Grep only the first match and stop

Question

I'm searching a directory recursively using grep with the following arguments hoping to only return the first match. Unfortunately, it returns more than one -- in-fact two the last time I looked. It seems like I have too many arguments, especially without getting the desired outcome. :-/

# grep -o -a -m 1 -h -r "Pulsanti Operietur" /path/to/directory 

returns:

Pulsanti Operietur Pulsanti Operietur 

Maybe grep isn't the best way to do this? You tell me, thanks very much.

Answer 1

-m 1 means return the first match in any given file. But it will still continue to search in other files. Also, if there are two or more matched in the same line, all of them will be displayed.
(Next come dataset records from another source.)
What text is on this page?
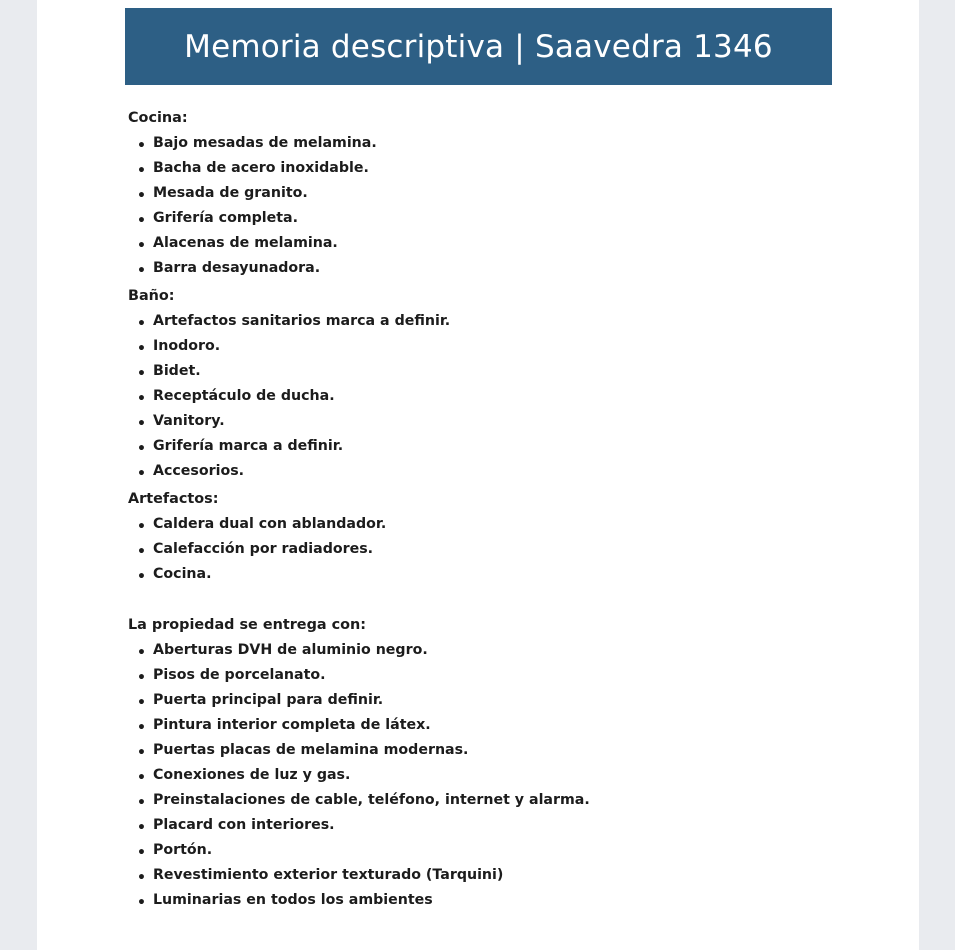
Memoria descriptiva | Saavedra 1346

Cocina:

• Bajo mesadas de melamina.
• Bacha de acero inoxidable.
• Mesada de granito.
• Grifería completa.
• Alacenas de melamina.
• Barra desayunadora.

Baño:

• Artefactos sanitarios marca a definir.
• Inodoro.
• Bidet.
• Receptáculo de ducha.
• Vanitory.
• Grifería marca a definir.
• Accesorios.

Artefactos:

• Caldera dual con ablandador.
• Calefacción por radiadores.
• Cocina.

La propiedad se entrega con:

• Aberturas DVH de aluminio negro.
• Pisos de porcelanato.
• Puerta principal para definir.
• Pintura interior completa de látex.
• Puertas placas de melamina modernas.
• Conexiones de luz y gas.
• Preinstalaciones de cable, teléfono, internet y alarma.
• Placard con interiores.
• Portón.
• Revestimiento exterior texturado (Tarquini)
• Luminarias en todos los ambientes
You can use head -1 to solve this problem:

grep -o -a -m 1 -h -r "Pulsanti Operietur" /path/to/dir | head -1 

explanation of each grep option:

-o, --only-matching, print only the matched part of the line (instead of the entire line) -a, --text, process a binary file as if it were text -m 1, --max-count, stop reading a file after 1 matching line -h, --no-filename, suppress the prefixing of file names on output -r, --recursive, read all files under a directory recursively 

Answer 2

You can pipe grep result to head in conjunction with stdbuf.

Note, that in order to ensure stopping after Nth match, you need to using stdbuf to make sure grep don't buffer its output:

stdbuf -oL grep -rl 'pattern' * | head -n1 stdbuf -oL grep -o -a -m 1 -h -r "Pulsanti Operietur" /path/to/dir | head -n1 stdbuf -oL grep -nH -m 1 -R "django.conf.urls.defaults" * | head -n1 

As soon as head consumes 1 line, it terminated and grep will receive SIGPIPE because it still output something to pipe while head was gone.

This assumed that no file names contain newline.